Compadre ya llego???? en que Aeropuerto lo encuentro…

La Comadre / Agosto 29th, 2007, 11:18 pm / #

Cuando se cierran los ojos (los rasgados o los tuyos) sí, el mundo sigue, pero nada es igual…

Tania... / Agosto 31st, 2007, 7:37 pm / #

Los aeropuertos son lugares fascinantes porque, con todo lo incómodos e impersonales que pueden resultar, están llenos de carga emotiva… tú y yo nos conocimos en un aeroupuerto, en la banda de equipaje, ¿hay algo más cosmopolita que eso?

Dada / Septiembre 9th, 2007, 10:17 am / #

Sublime articulo muy sabroso e ingenioso!!

Fraga

Fraga / Septiembre 10th, 2007, 3:24 am / #

Yo recorri 16 caminos de hormigas. Pero el amor se acabò antes de que las hormigas se terminacen su comida en el invierno.

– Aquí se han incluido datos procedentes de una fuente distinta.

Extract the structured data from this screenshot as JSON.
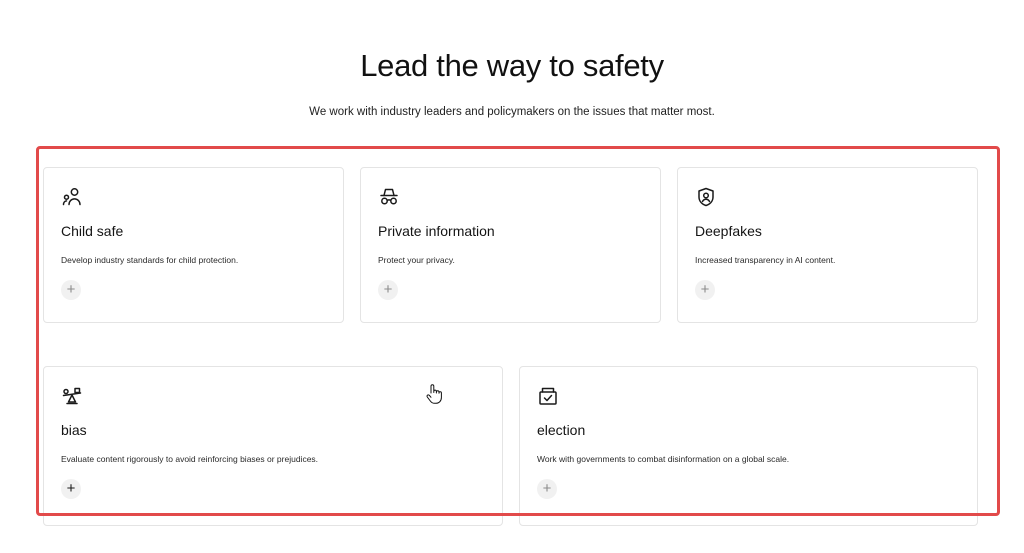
{
  "heading": "Lead the way to safety",
  "subheading": "We work with industry leaders and policymakers on the issues that matter most.",
  "cards": [
    {
      "icon": "children-icon",
      "title": "Child safe",
      "description": "Develop industry standards for child protection.",
      "expand_symbol": "+"
    },
    {
      "icon": "incognito-icon",
      "title": "Private information",
      "description": "Protect your privacy.",
      "expand_symbol": "+"
    },
    {
      "icon": "shield-user-icon",
      "title": "Deepfakes",
      "description": "Increased transparency in AI content.",
      "expand_symbol": "+"
    },
    {
      "icon": "balance-scale-icon",
      "title": "bias",
      "description": "Evaluate content rigorously to avoid reinforcing biases or prejudices.",
      "expand_symbol": "+"
    },
    {
      "icon": "ballot-box-icon",
      "title": "election",
      "description": "Work with governments to combat disinformation on a global scale.",
      "expand_symbol": "+"
    }
  ],
  "colors": {
    "highlight_border": "#e24a4a",
    "card_border": "#e4e4e4",
    "plus_background": "#f1f1f1"
  }
}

Flor / Septiembre 17th, 2007, 4:16 am / #

terminasen sin el se y con “s” creo que debo dormir.

Quizà despuès.

Flor / Septiembre 17th, 2007, 4:19 am / #



daynita / Diciembre 17th, 2007, 8:07 pm / #

intenté regresarle a niño el amor de su vida. creo que no aparecerá en esta plataforma. de cualquier modo, publicaré una imagen de ella en mi página. saludos. el frío aquí es horrible. sin embargo lo siento más en el alma.